In our study, we found an extensive tumor growth in the hind limbs into which we injected PC-3 tumor cells. Visible tumors in the hind limbs could be observed 3 weeks after the injection. To compare simultaneously the effects of therapy on the s.c. and intraosseous tumor growth, PC-3 cancers were implanted s.c. and intraosseously into the same animals. The effect on orthotopic tumor growth and metastatic spread was observed in a separate experiment. Previously, the s.c. PC-3 model was used for the assessment of antitumor effects and mechanisms of BN/GRP-antagonists and of earlier, less potent GHRH antagonists, such as MZ-4-71, MZ-5-156, and JV-1-38 (9, 11, 20–23). The GHRH antagonist employed in the present study, MZ-J-7-118, was developed recently in our laboratory. MZ-J-7-118 shows increased antitumor potency and is used at a dose of 5 μg/d, whereas earlier antagonists MZ-4-71, MZ-5-156, and JV-1-38 were given at doses of 20 to 40 μg/d (9, 11, 20–23).

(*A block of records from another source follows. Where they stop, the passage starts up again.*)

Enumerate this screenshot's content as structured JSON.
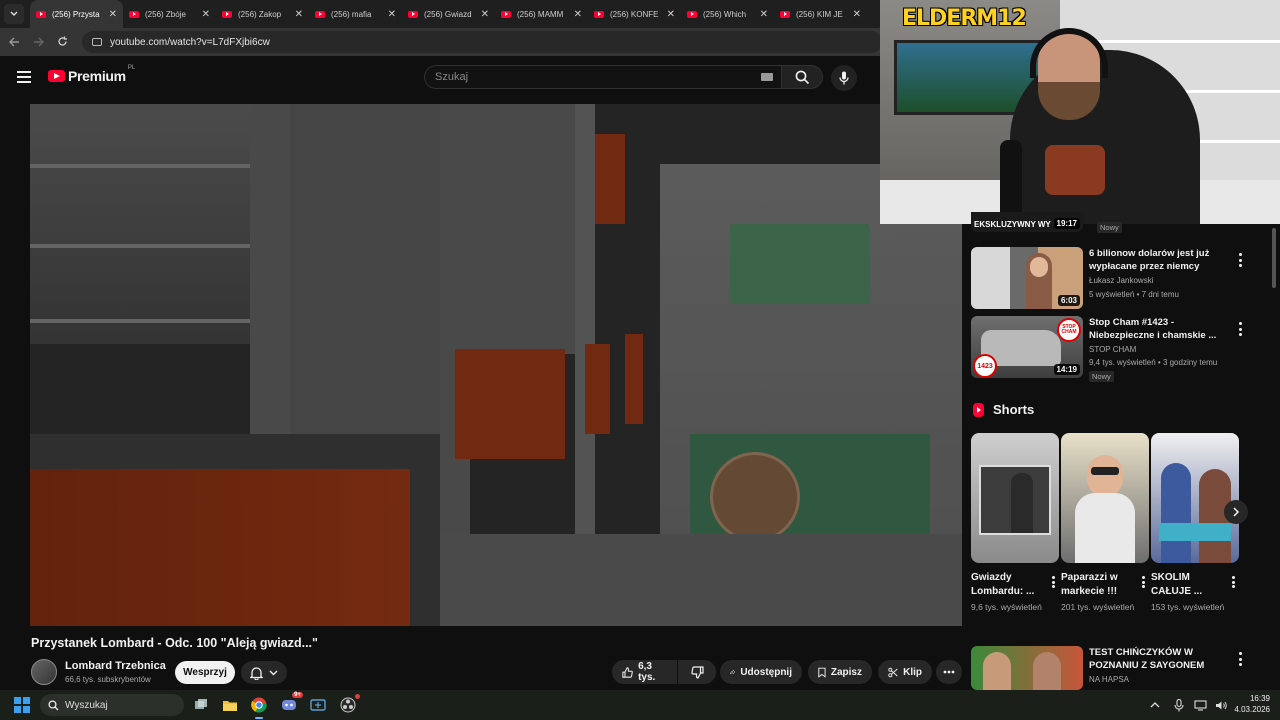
{
  "browser": {
    "tabs": [
      {
        "label": "(256) Przysta",
        "active": true
      },
      {
        "label": "(256) Zbóje",
        "active": false
      },
      {
        "label": "(256) Zakop",
        "active": false
      },
      {
        "label": "(256) mafia",
        "active": false
      },
      {
        "label": "(256) Gwiazd",
        "active": false
      },
      {
        "label": "(256) MAMM",
        "active": false
      },
      {
        "label": "(256) KONFE",
        "active": false
      },
      {
        "label": "(256) Which",
        "active": false
      },
      {
        "label": "(256) KIM JE",
        "active": false
      }
    ],
    "url": "youtube.com/watch?v=L7dFXjbi6cw"
  },
  "youtube": {
    "brand": "Premium",
    "region": "PL",
    "search_placeholder": "Szukaj",
    "video": {
      "title": "Przystanek Lombard - Odc. 100 \"Aleją gwiazd...\"",
      "channel": "Lombard Trzebnica",
      "subscribers": "66,6 tys. subskrybentów",
      "support_label": "Wesprzyj",
      "likes": "6,3 tys.",
      "share_label": "Udostępnij",
      "save_label": "Zapisz",
      "clip_label": "Klip"
    }
  },
  "overlay": {
    "streamer_logo": "ELDER",
    "streamer_logo_num": "M12"
  },
  "sidebar": {
    "top_partial": {
      "title": "EKSKLUZYWNY WY",
      "duration": "19:17",
      "badge": "Nowy"
    },
    "videos": [
      {
        "title": "6 bilionow dolarów jest już wypłacane przez niemcy",
        "channel": "Łukasz Jankowski",
        "meta": "5 wyświetleń • 7 dni temu",
        "duration": "6:03",
        "badge": ""
      },
      {
        "title": "Stop Cham #1423 - Niebezpieczne i chamskie ...",
        "channel": "STOP CHAM",
        "meta": "9,4 tys. wyświetleń • 3 godziny temu",
        "duration": "14:19",
        "badge": "Nowy",
        "thumb_badge": "1423"
      }
    ],
    "shorts_label": "Shorts",
    "shorts": [
      {
        "title": "Gwiazdy Lombardu: ...",
        "views": "9,6 tys. wyświetleń"
      },
      {
        "title": "Paparazzi w markecie !!!",
        "views": "201 tys. wyświetleń"
      },
      {
        "title": "SKOLIM CAŁUJE ...",
        "views": "153 tys. wyświetleń"
      }
    ],
    "bottom_video": {
      "title": "TEST CHIŃCZYKÓW W POZNANIU Z SAYGONEM",
      "channel": "NA HAPSA"
    }
  },
  "taskbar": {
    "search_label": "Wyszukaj",
    "time": "16:39",
    "date": "4.03.2026",
    "discord_badge": "9+"
  }
}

Our results show that bombesin antagonist RC-3940-II and GHRH antagonist MZ-J-7-118 exhibit a strong inhibitory effect at all three tumor sites. The combination therapy with BN/GRP and GHRH antagonist inhibited orthotopic tumor growth by 77%, hind limb tumors by 86%, and s.c. tumors by 86%. The invasion of the orthotopically implanted tumors to adjacent organs in the lower abdominal cavity was also powerfully suppressed by the analogues, especially in the animals receiving the combination treatment. The growth of intratibially injected PC-3 cells, serving as a model for established bone metastases, was likewise inhibited. Signs of osteolytic actions like pathologic fractures, or in some cases even complete dissolution of the bone structure, were observed less frequently in treated groups. The present study clearly shows that the BN/GRP and GHRH antagonists inhibit PC-3 tumor growth at sites such as in the prostate and bone.

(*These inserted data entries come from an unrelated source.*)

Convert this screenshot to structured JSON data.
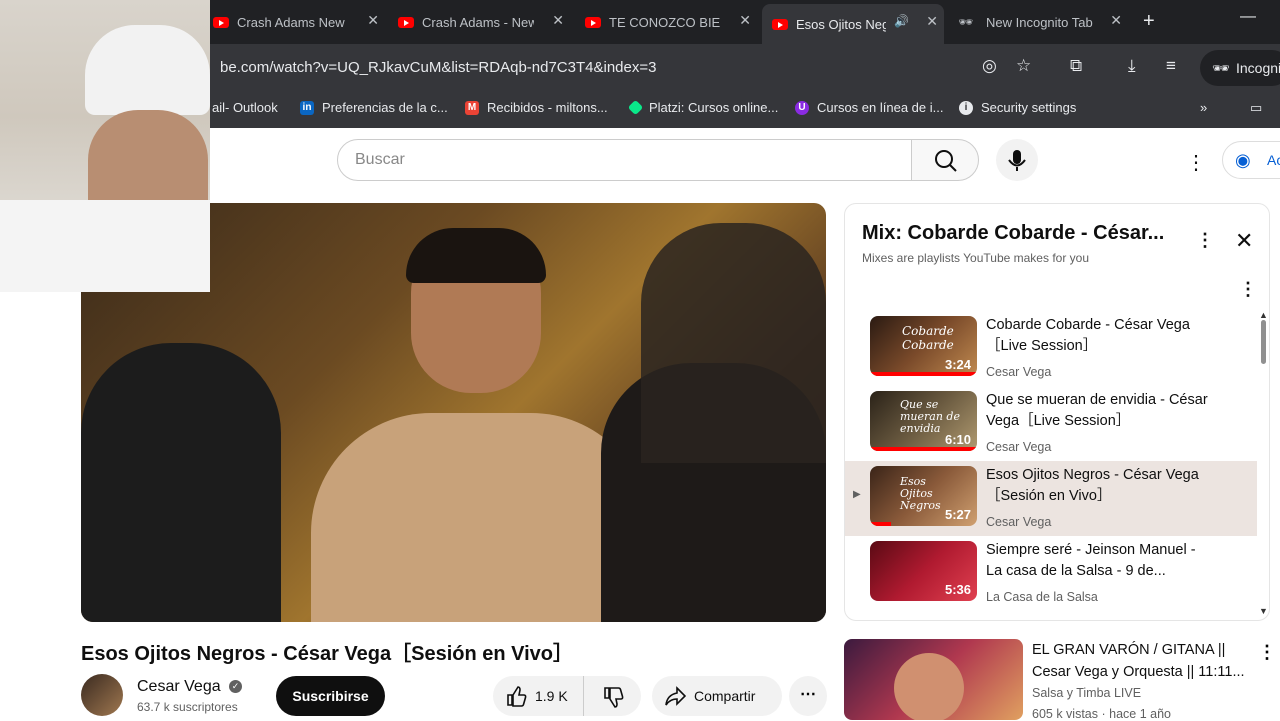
{
  "browser": {
    "tabs": [
      {
        "title": "Crash Adams New"
      },
      {
        "title": "Crash Adams - New"
      },
      {
        "title": "TE CONOZCO BIEN"
      },
      {
        "title": "Esos Ojitos Neg"
      },
      {
        "title": "New Incognito Tab"
      }
    ],
    "url": "be.com/watch?v=UQ_RJkavCuM&list=RDAqb-nd7C3T4&index=3",
    "incognito_label": "Incogni",
    "bookmarks": [
      {
        "label": "ail- Outlook"
      },
      {
        "label": "Preferencias de la c..."
      },
      {
        "label": "Recibidos - miltons..."
      },
      {
        "label": "Platzi: Cursos online..."
      },
      {
        "label": "Cursos en línea de i..."
      },
      {
        "label": "Security settings"
      }
    ]
  },
  "header": {
    "search_placeholder": "Buscar",
    "signin_label": "Ac"
  },
  "video": {
    "title": "Esos Ojitos Negros - César Vega［Sesión en Vivo］",
    "channel": "Cesar Vega",
    "subscribers": "63.7 k suscriptores",
    "subscribe_label": "Suscribirse",
    "likes": "1.9 K",
    "share_label": "Compartir"
  },
  "playlist": {
    "title": "Mix: Cobarde Cobarde - César...",
    "subtitle": "Mixes are playlists YouTube makes for you",
    "items": [
      {
        "title": "Cobarde Cobarde - César Vega［Live Session］",
        "channel": "Cesar Vega",
        "duration": "3:24",
        "thumb_text": "Cobarde Cobarde"
      },
      {
        "title": "Que se mueran de envidia - César Vega［Live Session］",
        "channel": "Cesar Vega",
        "duration": "6:10",
        "thumb_text": "Que se mueran de envidia"
      },
      {
        "title": "Esos Ojitos Negros - César Vega［Sesión en Vivo］",
        "channel": "Cesar Vega",
        "duration": "5:27",
        "thumb_text": "Esos Ojitos Negros"
      },
      {
        "title": "Siempre seré - Jeinson Manuel - La casa de la Salsa - 9 de...",
        "channel": "La Casa de la Salsa",
        "duration": "5:36",
        "thumb_text": ""
      }
    ],
    "active_index": 2
  },
  "recommendation": {
    "title": "EL GRAN VARÓN / GITANA || Cesar Vega y Orquesta || 11:11...",
    "channel": "Salsa y Timba LIVE",
    "meta": "605 k vistas · hace 1 año"
  },
  "colors": {
    "accent": "#ff0000",
    "chrome_dark": "#202124",
    "chrome_mid": "#35363a",
    "active_row": "#ece4e0"
  }
}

The receptors of GHRH and BN/GRP were investigated by binding assays in orthotopic and s.c. tumor tissue from the control animals. Our results show that both types of receptors are highly expressed and that their affinity and concentration are not significantly different in s.c. and orthotopically grown PC-3 tumors. High-affinity binding sites and the expression of mRNA for BN/GRP receptors (16, 46) and GHRH receptors (24, 25) have been described previously in PC-3 cells and tumors. In view of promising findings presented here, similar studies should be carried out on other androgen-independent orthotopic and metastatic models, some of which produce prostate-specific antigen.

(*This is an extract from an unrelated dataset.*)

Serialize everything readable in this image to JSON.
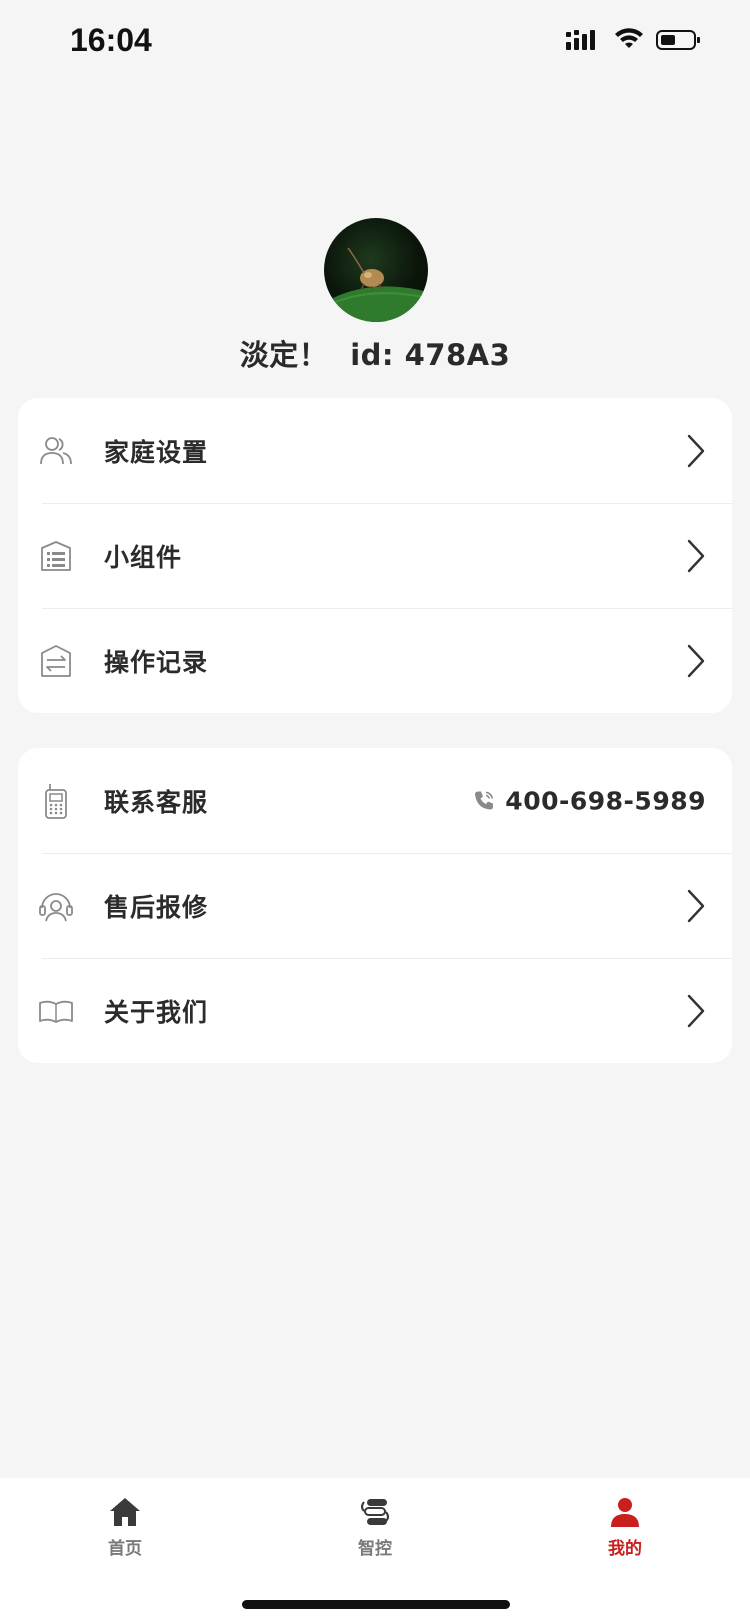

Previous studies (20, 23, 47) and our present findings with BN/GRP and GHRH antagonists show that combination therapies that interfere with several endocrine and local autocrine and paracrine growth factors lead to a greater inhibition of tumor growth than single agents. Although combined treatment with BN/GRP and GHRH antagonist in this study was not significantly more effective than single agents, combined therapy with both compounds augmented the antiproliferative effects inorthotopic, intraosseous, and s.c. tumors. Because in this preclinical study in nude mice BN/GRP and GHRH antagonists, especially in combination, inhibited primary orthotopic tumor growth and metastatic spread as well as the growth of established bone metastases, these analogues could provide a new nontoxic therapeutic modality for patients with advanced prostate cancer. Our work suggests the merit of further studies with antagonists of BN/GRP and GHRH in prostate cancers.